The Painter's Daughters with a Cat
Thomas Gainsborough·1750
Historical Context
The Painter’s Daughters with a Cat, painted around 1750 and held at the National Gallery, depicts Mary and Margaret Gainsborough as young children holding a cat. The intimate, unfinished quality of this family portrait reveals the private, affectionate side of Gainsborough that his commissioned portraits rarely show. The children’s direct, trusting gazes and the spontaneous composition suggest an artist painting from love rather than duty. Gainsborough painted his daughters throughout their childhood and adolescence, creating some of the most psychologically acute child portraits in eighteenth-century art.
Technical Analysis
Executed in oils with an informal directness absent from his commissioned portraits, the painting shows Gainsborough's natural facility for capturing unguarded expressions. The warm palette and soft handling of the children's features reveal an emotional tenderness that elevates this beyond mere portraiture.
Look Closer
- ◆Notice the unfinished quality: the cat is barely resolved and the background is rough, giving the painting an intimacy and spontaneity absent from commissioned work.
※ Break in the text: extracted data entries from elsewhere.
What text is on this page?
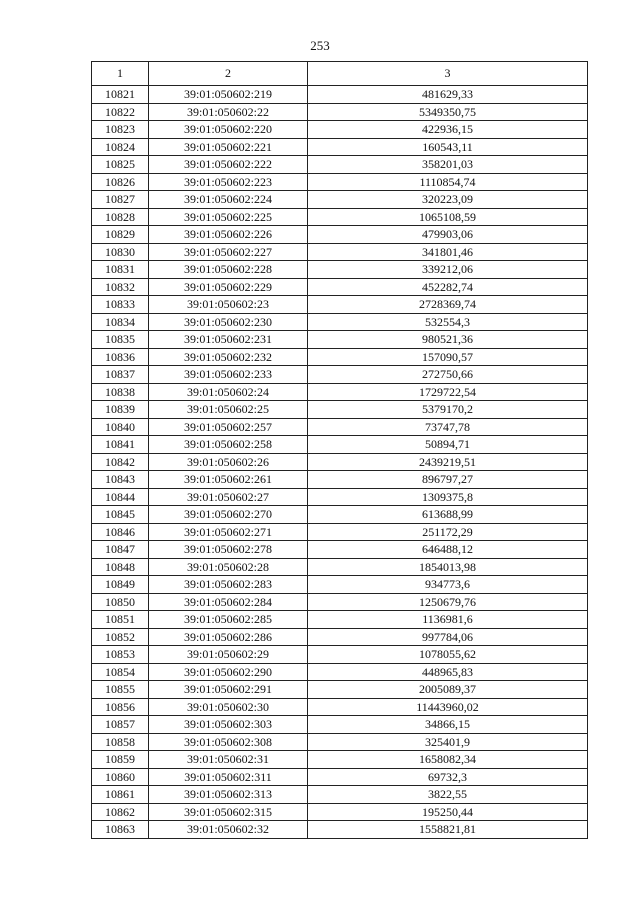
253
1	2	3
10821	39:01:050602:219	481629,33
10822	39:01:050602:22	5349350,75
10823	39:01:050602:220	422936,15
10824	39:01:050602:221	160543,11
10825	39:01:050602:222	358201,03
10826	39:01:050602:223	1110854,74
10827	39:01:050602:224	320223,09
10828	39:01:050602:225	1065108,59
10829	39:01:050602:226	479903,06
10830	39:01:050602:227	341801,46
10831	39:01:050602:228	339212,06
10832	39:01:050602:229	452282,74
10833	39:01:050602:23	2728369,74
10834	39:01:050602:230	532554,3
10835	39:01:050602:231	980521,36
10836	39:01:050602:232	157090,57
10837	39:01:050602:233	272750,66
10838	39:01:050602:24	1729722,54
10839	39:01:050602:25	5379170,2
10840	39:01:050602:257	73747,78
10841	39:01:050602:258	50894,71
10842	39:01:050602:26	2439219,51
10843	39:01:050602:261	896797,27
10844	39:01:050602:27	1309375,8
10845	39:01:050602:270	613688,99
10846	39:01:050602:271	251172,29
10847	39:01:050602:278	646488,12
10848	39:01:050602:28	1854013,98
10849	39:01:050602:283	934773,6
10850	39:01:050602:284	1250679,76
10851	39:01:050602:285	1136981,6
10852	39:01:050602:286	997784,06
10853	39:01:050602:29	1078055,62
10854	39:01:050602:290	448965,83
10855	39:01:050602:291	2005089,37
10856	39:01:050602:30	11443960,02
10857	39:01:050602:303	34866,15
10858	39:01:050602:308	325401,9
10859	39:01:050602:31	1658082,34
10860	39:01:050602:311	69732,3
10861	39:01:050602:313	3822,55
10862	39:01:050602:315	195250,44
10863	39:01:050602:32	1558821,81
- ◆Look at the children's expressions: the girls are caught in a moment of natural interaction with the cat, not posed for posterity.
- ◆Observe the informal directness of the handling: Gainsborough paints his daughters without the professional care he brought to paid commissions — this is quicker, freer, more loving.
- ◆Find the early brushwork: despite the informality, the handling already shows the sensitivity to skin tones and the understanding of how children inhabit their bodies.